Além desta divisão capilar, há outra que tem a ver com a paciência dos consumidores de pêssegos: o problema dos caroços! Para quem tem bons dentes e gosta de roer, há variedades cujos caroços não se separam da polpa e, das duas uma, ou se tem paciência para escabulhar até ao último filamento, ou se deita fora o caroço com metade da polpa. Já os chamados “aparta-caroço” são muito mais fáceis de abordar, é só trincar e aí está o caroço fora do ninho. Feito o balanço, catorze dos “peludos” têm o caroço agarrado à polpa, enquanto os outros sete têm o caroço solto. Das cinco variedades de pêssegos “carecas”, três têm o caroço solto, enquanto duas o têm, total ou parcialmente, agarrado. É só escolher.
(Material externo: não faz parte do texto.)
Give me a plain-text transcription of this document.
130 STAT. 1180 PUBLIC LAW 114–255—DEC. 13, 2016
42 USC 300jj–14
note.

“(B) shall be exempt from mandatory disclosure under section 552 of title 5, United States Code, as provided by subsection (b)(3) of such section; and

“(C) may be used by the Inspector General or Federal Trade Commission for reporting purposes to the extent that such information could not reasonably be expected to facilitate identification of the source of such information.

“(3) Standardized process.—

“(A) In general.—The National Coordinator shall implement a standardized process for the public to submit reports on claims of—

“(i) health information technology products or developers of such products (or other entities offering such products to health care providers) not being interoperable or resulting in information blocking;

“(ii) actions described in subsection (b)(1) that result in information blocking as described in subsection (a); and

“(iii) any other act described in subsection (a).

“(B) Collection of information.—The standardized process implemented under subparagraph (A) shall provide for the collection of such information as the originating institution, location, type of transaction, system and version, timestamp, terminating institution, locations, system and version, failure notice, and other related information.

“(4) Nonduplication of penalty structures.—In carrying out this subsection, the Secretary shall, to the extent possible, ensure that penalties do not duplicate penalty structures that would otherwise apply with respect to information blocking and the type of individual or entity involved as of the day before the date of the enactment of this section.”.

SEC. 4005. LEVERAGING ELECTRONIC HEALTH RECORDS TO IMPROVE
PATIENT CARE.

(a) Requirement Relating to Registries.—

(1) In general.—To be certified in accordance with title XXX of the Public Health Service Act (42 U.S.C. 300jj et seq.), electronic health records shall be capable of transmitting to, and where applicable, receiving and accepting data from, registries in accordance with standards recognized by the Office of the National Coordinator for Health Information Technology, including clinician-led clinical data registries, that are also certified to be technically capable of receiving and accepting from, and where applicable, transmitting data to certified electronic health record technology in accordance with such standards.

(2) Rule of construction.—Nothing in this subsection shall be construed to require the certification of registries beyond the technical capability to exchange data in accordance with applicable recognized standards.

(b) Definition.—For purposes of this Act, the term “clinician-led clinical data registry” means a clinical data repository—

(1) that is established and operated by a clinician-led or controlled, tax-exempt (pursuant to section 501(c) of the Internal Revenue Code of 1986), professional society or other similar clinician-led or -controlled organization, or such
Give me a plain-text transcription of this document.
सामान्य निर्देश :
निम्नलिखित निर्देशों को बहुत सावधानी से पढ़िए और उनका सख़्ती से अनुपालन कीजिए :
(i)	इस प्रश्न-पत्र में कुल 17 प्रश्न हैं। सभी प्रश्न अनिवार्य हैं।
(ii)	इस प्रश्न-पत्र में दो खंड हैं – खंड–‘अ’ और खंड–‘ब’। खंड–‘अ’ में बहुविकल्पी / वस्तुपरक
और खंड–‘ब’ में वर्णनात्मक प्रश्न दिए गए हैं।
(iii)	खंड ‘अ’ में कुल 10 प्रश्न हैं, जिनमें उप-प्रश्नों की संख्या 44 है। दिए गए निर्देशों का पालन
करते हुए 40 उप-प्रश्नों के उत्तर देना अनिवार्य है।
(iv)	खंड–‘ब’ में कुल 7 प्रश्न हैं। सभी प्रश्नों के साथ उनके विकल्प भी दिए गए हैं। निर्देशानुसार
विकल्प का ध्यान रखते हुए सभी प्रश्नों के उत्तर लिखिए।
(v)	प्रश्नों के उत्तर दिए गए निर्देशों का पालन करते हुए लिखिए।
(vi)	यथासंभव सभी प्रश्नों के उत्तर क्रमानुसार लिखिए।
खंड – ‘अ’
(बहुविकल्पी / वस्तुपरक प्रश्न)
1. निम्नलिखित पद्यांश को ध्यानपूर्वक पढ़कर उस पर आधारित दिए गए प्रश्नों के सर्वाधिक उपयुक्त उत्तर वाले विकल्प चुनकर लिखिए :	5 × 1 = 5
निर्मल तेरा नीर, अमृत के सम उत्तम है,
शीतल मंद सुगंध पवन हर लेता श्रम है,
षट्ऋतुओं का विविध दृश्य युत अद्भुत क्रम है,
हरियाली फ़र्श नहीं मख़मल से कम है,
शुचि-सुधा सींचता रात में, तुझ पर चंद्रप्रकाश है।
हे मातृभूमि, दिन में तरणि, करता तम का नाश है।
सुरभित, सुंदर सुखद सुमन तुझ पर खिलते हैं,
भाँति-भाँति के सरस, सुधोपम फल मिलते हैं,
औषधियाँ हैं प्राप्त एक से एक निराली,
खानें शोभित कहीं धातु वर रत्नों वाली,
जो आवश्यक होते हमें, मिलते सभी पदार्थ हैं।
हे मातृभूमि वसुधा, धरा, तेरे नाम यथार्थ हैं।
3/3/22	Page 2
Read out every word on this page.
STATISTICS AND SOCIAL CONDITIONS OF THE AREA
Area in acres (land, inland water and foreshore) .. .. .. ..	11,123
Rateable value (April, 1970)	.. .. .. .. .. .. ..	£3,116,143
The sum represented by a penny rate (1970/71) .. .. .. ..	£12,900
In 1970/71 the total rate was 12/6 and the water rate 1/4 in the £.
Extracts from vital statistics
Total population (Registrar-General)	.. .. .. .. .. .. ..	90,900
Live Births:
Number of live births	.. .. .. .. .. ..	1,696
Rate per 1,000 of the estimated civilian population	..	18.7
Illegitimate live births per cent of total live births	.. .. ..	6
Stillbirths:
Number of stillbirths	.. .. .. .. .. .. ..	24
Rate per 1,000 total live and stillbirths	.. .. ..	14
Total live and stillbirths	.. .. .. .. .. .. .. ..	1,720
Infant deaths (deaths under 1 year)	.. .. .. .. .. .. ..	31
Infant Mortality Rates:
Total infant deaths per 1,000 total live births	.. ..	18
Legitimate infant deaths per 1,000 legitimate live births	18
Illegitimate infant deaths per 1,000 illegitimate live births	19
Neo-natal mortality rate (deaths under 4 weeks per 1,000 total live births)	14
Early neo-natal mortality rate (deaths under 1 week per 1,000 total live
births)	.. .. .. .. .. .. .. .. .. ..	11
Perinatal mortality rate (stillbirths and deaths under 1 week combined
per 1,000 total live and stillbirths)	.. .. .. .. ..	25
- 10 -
Linguisticamente falando, os franceses e os italianos, tal como os portugueses, foram buscar o “pêssego” à Pérsia, com mais ou menos alterações fonéticas, “pêche” e “pesca”, respetivamente. Os espanhóis arranjaram dois nomes que não devem ser persas nem iranianos - durazno e melocoton – cuja origem deixo à curiosidade dos leitores.
Mas estas coisas da linguística e da semântica têm muito mais que se lhes diga. No dicionário, a palavra “pessegada” começa por significar “doce de pêssego”. Bem bom, digo eu! Mas, logo a seguir, aparece outro significado, “confusão, evento de fraca qualidade”. Esta é a expressão que usamos quando saímos desiludidos do cinema, “o filme foi uma pessegada”. Que culpa terá o pêssego? - pergunto eu.
Se os meus leitores também acharem esta crónica “uma pessegada”, têm um remédio fácil: comam pêssegos, ou o doce que deles se faz!